IS : Youssoufi stigmatise Israël

La séance d’ouverture a été marquée par des discours de Abderrahmane Youssoufi, vice-président de l’IS et Premier secrétaire de l’Union socialiste des forces populaires, et de Nezha Chekrouni, vice-présidente de l’IS des femmes et responsable des relations extérieures au Secrétariat national des femmes de l’USFP, et Dawn Black, vice-présidente de l’IS (Canada).
Au cours de cette réunion, M. Youssoufi a déclaré que « l’internationale socialiste ne peut pas rester insensible au drame que vivent les palestiniens ». Et d’ajouter que « face à ces épreuves et devant l’aveuglement des forces d’oppression israéliennes l’IS doit exprimer haut et fort son indignation et sa ferme condamnation aux droits fondamentaux des hommes et des femmes du peuple palestinien ». « Devant ce drame et au regard de l’impasse dans laquelle se trouve le conflit (israélo-palestinien), l’IS à également le devoir de manifester sa solidarité, non seulement politique mais surtout matérielle avec ce peuple afin que notre mouvement ne rate pas son rendez-vous avec l’histoire et les valeurs que nous partageons », a-t-il précisé.

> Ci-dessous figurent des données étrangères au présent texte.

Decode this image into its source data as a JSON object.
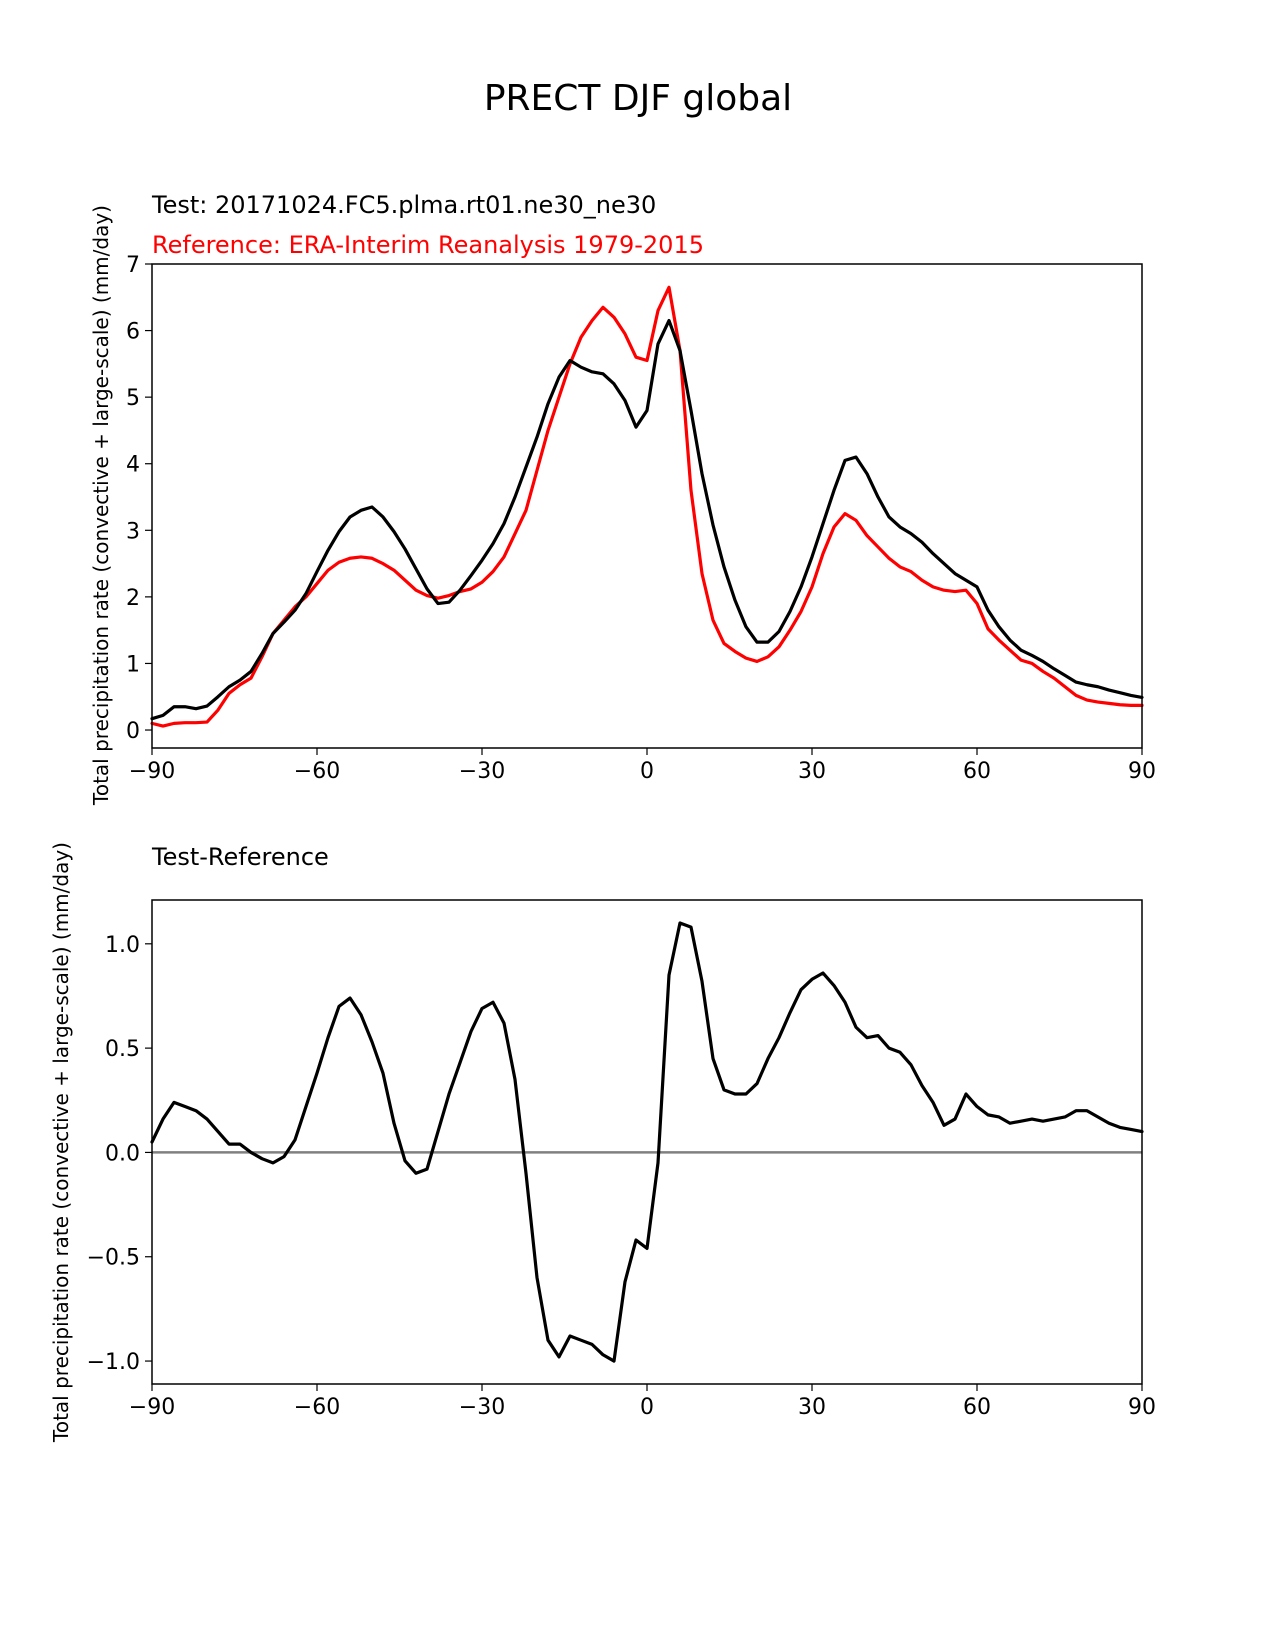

M. Youssoufi, qui a souligné la justesse et la pertinence du thème choisi pour cette réunion, « les femmes et la participation politique ? Réalités et perspectives », a affirmé que l’USFP a fait de l’implication de la femme dans la vie politique un des axes de son combat en préparation aux échéances électorales que connaîtra le Maroc en septembre 2002.
Et de rappeler que le VI-ème congrès de son parti a instauré un quota de 20 % pour les femmes à l’échelle de tous ses organes décisionnels et ses instances décentralisées. Le gouvernement d’alternance, a-t-il poursuivi, a institué une liste nationale de 30 femmes par parti, ce qui permettra de garantir l’élection de 30 femmes dans le prochain parlement contre 2 dans l’actuel. Sur le plan social, il a fait référence aux efforts consentis pour la scolarisation de la petite fille dont le taux est passé de 61,8 % à 80,5 % entre 1998 et 2001, précisant que le taux de féminisation des effectifs scolaires est passé de 42,8 % en 1998 à 46,1% en 2001. la même tendance est constatée dans le niveau supérieur, a-t-il dit, ajoutant que la volonté affirmée du gouvernement d’alternance dans ce cadre s’est également traduite par l’intégration des femmes dans le domaine économique.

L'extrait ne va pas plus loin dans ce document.